Ce serait un peu présomptueux de vouloir assigner à Filippo Pozzato le costume de l’électron libre et désorienté pour les prochains mois. D’une part, à son âge, il n’est pas dit qu’il connaîtra forcément l’opportunité de faire un nouveau come-back en première division. Mais ce serait aussi mal connaître ses ambitions et son destin singulier. Lui-même le dit, toujours auprès d’Eurosport : « Sans Boonen, j’aurais gagné Roubaix, les Flandres et un autre Sanremo. » Difficile de lui donner tort sur ce coup-là. En 2012, l’homme aux milles tatouages était clairement dans la forme de sa vie sur le Vieux Quaremont et le Paterberg. Jamais on n’avait vu un Pozzato aussi puissant sur des pentes traîtres, qui ont failli éjecter Boonen de la chasse aux records. Sa défaite finale tient plus de son caractère que d’une infériorité physique. Présomptueux, il se sentait capable d’aligner « Tommeke » dans la dernière ligne droite.
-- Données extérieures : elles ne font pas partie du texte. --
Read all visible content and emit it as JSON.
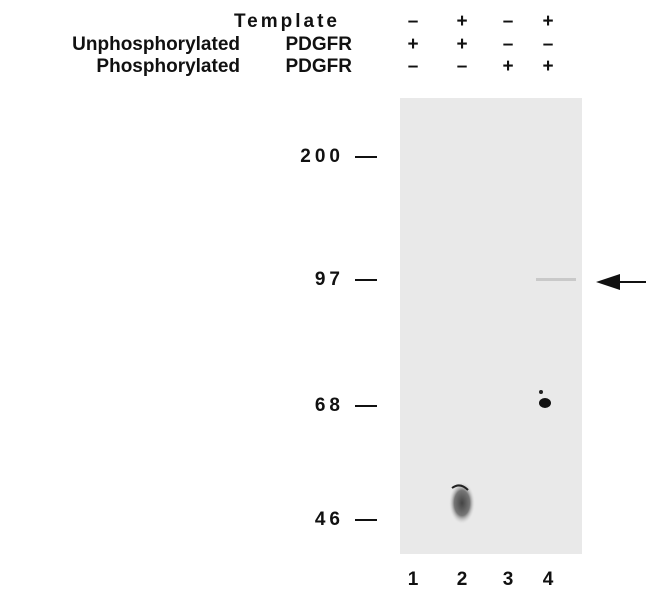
{
  "figure": {
    "conditions": [
      {
        "label": "Template",
        "signs": [
          "–",
          "+",
          "–",
          "+"
        ]
      },
      {
        "label": "Unphosphorylated",
        "target": "PDGFR",
        "signs": [
          "+",
          "+",
          "–",
          "–"
        ]
      },
      {
        "label": "Phosphorylated",
        "target": "PDGFR",
        "signs": [
          "–",
          "–",
          "+",
          "+"
        ]
      }
    ],
    "markers": [
      200,
      97,
      68,
      46
    ],
    "lanes": [
      1,
      2,
      3,
      4
    ]
  }
}
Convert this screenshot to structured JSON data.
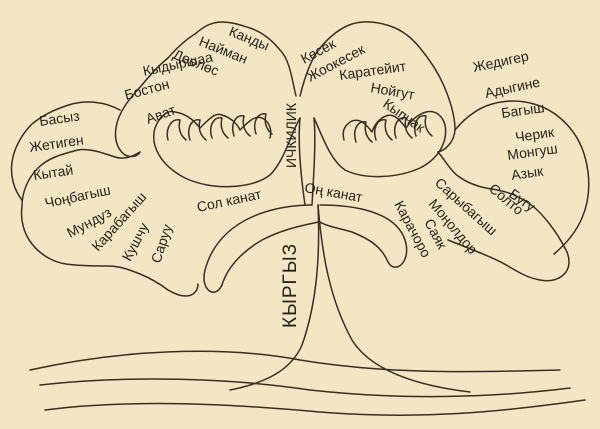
{
  "trunk": "КЫРГЫЗ",
  "center": "ИЧКИЛИК",
  "left_wing": "Сол канат",
  "right_wing": "Оң канат",
  "top_left_branch": [
    "Канды",
    "Найман",
    "Дөөлөс",
    "Кыдыршаа",
    "Бостон",
    "Бостон",
    "Ават"
  ],
  "top_right_branch": [
    "Кесек",
    "Жоокесек",
    "Каратейит",
    "Нойгут",
    "Кыпчак"
  ],
  "left_branch": [
    "Басыз",
    "Жетиген",
    "Кытай",
    "Чоңбагыш",
    "Мундуз",
    "Карабагыш",
    "Кушчу",
    "Саруу"
  ],
  "right_branch": [
    "Жедигер",
    "Адыгине",
    "Багыш",
    "Черик",
    "Монгуш",
    "Азык",
    "Бугу",
    "Солто",
    "Сарыбагыш",
    "Моңолдор",
    "Саяк",
    "Карачоро"
  ]
}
Comme trop souvent, l’Italien avait alors perdu son pari. Au final, il aura accompagné un nombre incalculable de fois Boonen, Flecha, Freire, Ballan, Hushovd et quelques autres sur les estrades d’après-course. Mais il aura, en proportion, rarement goûté aux joies de la première place « Mon seul problème, c’est que le cyclisme a trop changé », regrette-t-il. Pointant du doigt les coureurs démarrant les longues courses tambour battant, Pozzato confie par la même occasion que sa façon d’appréhender les épreuves à évolué. Il se comporte désormais en bon diesel, qui a besoin de temps pour rentrer dans la danse. A quoi peut-il donc songer pour étoffer un palmarès qui aura connu son apogée de façon très précoce ? L’un de ses désirs secrets à toujours été le maillot arc-en-ciel. Placé parmi les outsiders à Geelong et chez lui, à Florence, il avait sabordé ses chances australiennes en se livrant au jeu du chat et de la souris, contre… Philippe Gilbert, désormais vainqueur du Ronde.

Tous ses rivaux, passés ou présents, ont su transformer les circonstances, afin qu’elles écrivent leurs trajectoires. Pozzato, lui, a toujours buté contre ces mêmes « circonstances » qu’il maudit. Supportant les aléas de la vie en Conti Pro, il ne sera pas invité sur Paris-Roubaix. Une vraie déception, lorsque l’on sait que les heureuses surprises ont toujours lieu sur le tard. Dans la Botte, il a même déjà commencé à transmettre le témoin à Sacha Modolo, sixième à Audenarde, et Sonny Colbrelli. C’est sans doute en capitaine de route qu’il disputera pour la seizième fois un grand tour, en mai prochain. Qu’importe. L’une de ses maximes préférée est empruntée à la morale saint-augustéenne. « Seul Dieu peut me juger », aime clamer Pozzato, qui a régulièrement fait acte de sa passivité dans les moments clés, quitte à s’incliner tête basse. Espérons que la retraite de Boonen, au vélodrome de Roubaix, lui donne une motivation bienvenue.